Having reference to FIG. 1, a wellbore is been drilled to or through a formation or zone of interest. The zone of interest is sometimes identified roughly by a localized increase in the drill bit's rate of penetration ("ROP") or by a the detection of hydrocarbon gas with at a total gas ("TG") detector, which draws a sample of gas carried by the drilling mud when it returns to the surface.
Once the zone of interest is identified it is necessary to establish an understanding of the zone's ability to produce fluids. Production testing is accomplished by performing a prior art drill stem test or DST to establish the performance or productivity of a zone of interest in a formation.
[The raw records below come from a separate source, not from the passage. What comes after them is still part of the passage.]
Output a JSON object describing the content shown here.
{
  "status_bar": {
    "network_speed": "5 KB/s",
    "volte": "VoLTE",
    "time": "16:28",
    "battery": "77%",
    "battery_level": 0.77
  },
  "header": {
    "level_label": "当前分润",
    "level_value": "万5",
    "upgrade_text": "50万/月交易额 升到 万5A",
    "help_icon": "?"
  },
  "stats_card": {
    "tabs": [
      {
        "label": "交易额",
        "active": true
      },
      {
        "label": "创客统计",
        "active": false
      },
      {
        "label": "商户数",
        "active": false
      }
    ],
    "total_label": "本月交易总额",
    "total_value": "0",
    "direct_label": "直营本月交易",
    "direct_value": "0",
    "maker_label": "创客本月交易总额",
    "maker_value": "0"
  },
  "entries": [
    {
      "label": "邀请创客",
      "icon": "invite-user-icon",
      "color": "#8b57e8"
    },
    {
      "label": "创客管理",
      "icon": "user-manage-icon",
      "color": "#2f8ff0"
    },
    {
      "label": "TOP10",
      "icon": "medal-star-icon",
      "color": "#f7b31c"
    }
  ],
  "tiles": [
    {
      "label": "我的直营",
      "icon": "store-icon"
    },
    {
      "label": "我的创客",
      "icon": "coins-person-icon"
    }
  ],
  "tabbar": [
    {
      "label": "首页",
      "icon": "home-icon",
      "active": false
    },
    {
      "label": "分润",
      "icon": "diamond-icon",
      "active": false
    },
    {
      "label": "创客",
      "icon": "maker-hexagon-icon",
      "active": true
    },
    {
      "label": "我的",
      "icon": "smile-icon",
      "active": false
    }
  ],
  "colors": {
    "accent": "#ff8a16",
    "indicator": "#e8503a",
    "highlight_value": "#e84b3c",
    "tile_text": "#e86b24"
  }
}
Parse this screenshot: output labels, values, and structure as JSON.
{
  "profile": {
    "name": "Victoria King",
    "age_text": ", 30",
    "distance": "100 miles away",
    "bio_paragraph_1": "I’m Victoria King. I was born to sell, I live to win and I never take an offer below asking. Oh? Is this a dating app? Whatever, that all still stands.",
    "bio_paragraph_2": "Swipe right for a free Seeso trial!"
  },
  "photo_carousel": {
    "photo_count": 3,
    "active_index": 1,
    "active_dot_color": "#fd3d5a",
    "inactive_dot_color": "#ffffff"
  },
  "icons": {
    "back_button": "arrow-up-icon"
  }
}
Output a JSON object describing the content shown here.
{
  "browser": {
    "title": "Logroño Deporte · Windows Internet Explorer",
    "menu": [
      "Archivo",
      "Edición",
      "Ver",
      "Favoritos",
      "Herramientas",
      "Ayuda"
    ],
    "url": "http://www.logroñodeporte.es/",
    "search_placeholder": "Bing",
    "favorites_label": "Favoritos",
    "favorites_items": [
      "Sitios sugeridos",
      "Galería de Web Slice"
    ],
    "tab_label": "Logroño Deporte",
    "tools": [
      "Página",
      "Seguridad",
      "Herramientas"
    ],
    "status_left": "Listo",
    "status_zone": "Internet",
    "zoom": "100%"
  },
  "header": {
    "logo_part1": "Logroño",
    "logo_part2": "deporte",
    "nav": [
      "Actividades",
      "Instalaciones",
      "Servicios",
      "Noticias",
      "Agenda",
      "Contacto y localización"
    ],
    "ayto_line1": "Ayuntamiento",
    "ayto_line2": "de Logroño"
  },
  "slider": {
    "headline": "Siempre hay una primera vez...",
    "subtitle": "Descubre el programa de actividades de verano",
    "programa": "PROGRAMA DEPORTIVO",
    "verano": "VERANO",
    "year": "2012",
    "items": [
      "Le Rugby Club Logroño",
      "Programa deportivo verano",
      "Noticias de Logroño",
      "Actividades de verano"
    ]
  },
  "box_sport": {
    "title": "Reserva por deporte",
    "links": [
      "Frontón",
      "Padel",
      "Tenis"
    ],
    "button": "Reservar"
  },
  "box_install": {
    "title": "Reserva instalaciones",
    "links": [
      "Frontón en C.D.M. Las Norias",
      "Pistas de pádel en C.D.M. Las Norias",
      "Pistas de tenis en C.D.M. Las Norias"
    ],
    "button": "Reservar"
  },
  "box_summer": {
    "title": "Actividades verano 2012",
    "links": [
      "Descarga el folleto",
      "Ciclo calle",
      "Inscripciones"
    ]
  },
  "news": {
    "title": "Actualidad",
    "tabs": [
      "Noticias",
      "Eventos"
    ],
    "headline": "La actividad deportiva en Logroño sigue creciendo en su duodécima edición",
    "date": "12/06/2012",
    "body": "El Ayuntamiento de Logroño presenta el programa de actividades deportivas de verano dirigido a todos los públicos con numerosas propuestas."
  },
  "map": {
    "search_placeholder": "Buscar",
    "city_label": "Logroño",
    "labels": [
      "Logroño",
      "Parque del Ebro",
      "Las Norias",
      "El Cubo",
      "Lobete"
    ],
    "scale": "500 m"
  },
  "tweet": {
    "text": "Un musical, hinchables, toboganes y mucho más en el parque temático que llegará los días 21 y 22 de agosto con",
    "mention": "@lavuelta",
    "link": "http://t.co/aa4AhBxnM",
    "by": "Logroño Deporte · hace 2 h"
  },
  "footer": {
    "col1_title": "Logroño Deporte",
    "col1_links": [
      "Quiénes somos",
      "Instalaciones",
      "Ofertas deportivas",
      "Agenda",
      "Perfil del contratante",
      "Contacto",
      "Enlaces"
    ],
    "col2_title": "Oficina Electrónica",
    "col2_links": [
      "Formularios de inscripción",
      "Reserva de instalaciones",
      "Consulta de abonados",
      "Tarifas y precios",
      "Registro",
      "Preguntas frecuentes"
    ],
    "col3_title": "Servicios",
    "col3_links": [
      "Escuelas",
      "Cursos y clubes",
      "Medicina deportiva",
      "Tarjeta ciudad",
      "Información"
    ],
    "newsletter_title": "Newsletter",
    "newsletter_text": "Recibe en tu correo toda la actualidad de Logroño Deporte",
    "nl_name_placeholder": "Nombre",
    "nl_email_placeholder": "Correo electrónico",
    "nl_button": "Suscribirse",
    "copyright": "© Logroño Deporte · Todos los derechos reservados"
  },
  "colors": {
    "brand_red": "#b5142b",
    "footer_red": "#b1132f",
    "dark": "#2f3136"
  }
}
For the DST, the wellbore is sealed above and below the zone of interest using packers. In order to set the packers, the rig must first trip out the drilling string and bit to allow a test tool to be attached to the bottom of the drill string. The drill string and tool is then reinserted into the wellbore. String weight is applied to expand the packers. Ports are opened in the tool exposing recorders to the pressure in the formation. Pressure and time are recorded for a variety of conditions, for example: initial hydrostatic (mud column) pressure, closed in pressure, flowing pressure when the tool is opened, final flowing pressure before closing the tool, closed in pressure and final hydrostatic pressure. After the test, the drill string must be tripped out of the well again to remove the tool and then run in again for reinserting the drill bit should the operator wish to continue drilling.
This DST is a time consuming and expensive process resulting in loss of valuable drilling time. Typically each trip out of the wellbore and back in can take a day meaning a loss of two days each time a DST is ordered. Further, the testing may take another day and DST specialists can cost upwards of $10,000 for each test.